I've adapted an algorithm like this for parsing sentences, although it is not necessarily stricly left to right analysis. Sometimes it is more convenient or definitive to look for a particular type of word or phrase in any location throughout the sentence to establish context and narrow down the possibilities more quickly. For instance, when evaluating something which may be an NP, it is possible that there will be a PP in it, consequently a preposition in it somewhere. If there is, it is certain that the noun will occur just before it according to our syntax. This is more convenient than looking at every word starting left, figuring out if the words are qualifiers, modifiers or nouns, which is especially difficult when working with a very limited vocabulary and imperfect knowledge.

Vocabulary:
This brings up an important issue of NLP. A program must have means of remembering the words it encounters. It also should remember what purpose those words served, such as what type they are, so that sentences later encountered which contain those words may be identified more easily. Also, the stored information about words may be used when later trying to extract meaning from statements, whatever form that meaning takes.

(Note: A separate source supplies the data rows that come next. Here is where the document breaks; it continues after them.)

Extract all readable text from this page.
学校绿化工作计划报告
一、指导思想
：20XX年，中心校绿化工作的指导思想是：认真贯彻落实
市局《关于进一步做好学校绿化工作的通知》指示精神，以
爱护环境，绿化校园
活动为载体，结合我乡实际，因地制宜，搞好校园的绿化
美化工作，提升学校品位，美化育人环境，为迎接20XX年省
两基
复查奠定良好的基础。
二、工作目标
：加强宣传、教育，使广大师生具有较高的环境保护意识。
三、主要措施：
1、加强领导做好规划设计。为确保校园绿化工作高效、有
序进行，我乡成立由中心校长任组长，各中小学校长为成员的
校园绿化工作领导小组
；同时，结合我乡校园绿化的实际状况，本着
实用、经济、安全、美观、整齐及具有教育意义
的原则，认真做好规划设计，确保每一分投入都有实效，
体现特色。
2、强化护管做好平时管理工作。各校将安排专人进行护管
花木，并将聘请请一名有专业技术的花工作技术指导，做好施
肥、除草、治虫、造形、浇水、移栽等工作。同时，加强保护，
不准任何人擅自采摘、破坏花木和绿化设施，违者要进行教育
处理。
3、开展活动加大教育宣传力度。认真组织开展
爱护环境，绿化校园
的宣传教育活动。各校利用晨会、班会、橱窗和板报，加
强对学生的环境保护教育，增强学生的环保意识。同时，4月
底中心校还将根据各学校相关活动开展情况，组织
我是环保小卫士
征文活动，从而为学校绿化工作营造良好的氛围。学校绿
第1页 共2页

It must be decided how individual word are going to be kept track of in memory. A very rigorous, intensive approach could be to keep track of words at their root level, and have them be reference and assembled by their basic parts like prefixes, suffixes, common roots and the like. This gets into the field of morphology, the study of word origins and structure by basic meanings, and has been a big part of the NLP field. However, I have not delt with this issue in this program. It adds a tremendous level of complexity to the project, particular since morphological rules can be deceiving to the program. For instance, imagine telling a machine why "slowly" and "noisily" are adverbs, but "imply" and "family" aren't, or why "hiking" is a verb form, but "viking" isn't, or why "decompose", "denounce", "deflate" have a negative element, yet "detect", "detour", "decide" do not. With a morphological mode of memory and word construction, you can see there will end up being nearly as many exception as rules. If executed properly and thoroughly though, it can be quite valuable and shed a great deal of light on the meanings of words. However, such an expansive task would not be appropriate for this project.

This program has a more straight forward mode of vocabulary. Any distinct chain of letters it finds, it perceives as a word and stores it if it is unknown. That means very similar words, or words of similar roots(like run, runs, running, runner) have no inherent relation to eachother in memory. This is less efficeint(or less "intelligent" you could say), but it avoids the difficulties of a system of roots.

Learning/Adaptation:
Not only must a program keep track of words, it must keep track of some kind of information relating those words. The most rudimentary kind of information required is what type of word it is(or most likely is). As stated, one of the great difficulties of english and NLP is that many words can be several different types. For instance, virtually all verbs can be nouns(to walk, or go for a walk), and many nouns can be verbs as well. Also, as stated in the working syntax, any noun can be a modifier as well. The words in memory should have some capacity to be multiple types, and some kind of built-in hierarchy of which type occurs when. One way is to have context be the most deciding factor for which type the word is at one moment. Another way is to rank the possible types of a word according to the frequency of its occurence. I've employed some degree of both of these options in the program. The words in memory are simple assigned integer values for each possible type, which represent the amount of times that word has been recognized as that type(such as N=20, M=4, Q=0,...), and is incremented each time that type occurs again. That way, the words are easier to recognize based on the highly ranked types carried with them, along with some contextual aid when parsing a sentence.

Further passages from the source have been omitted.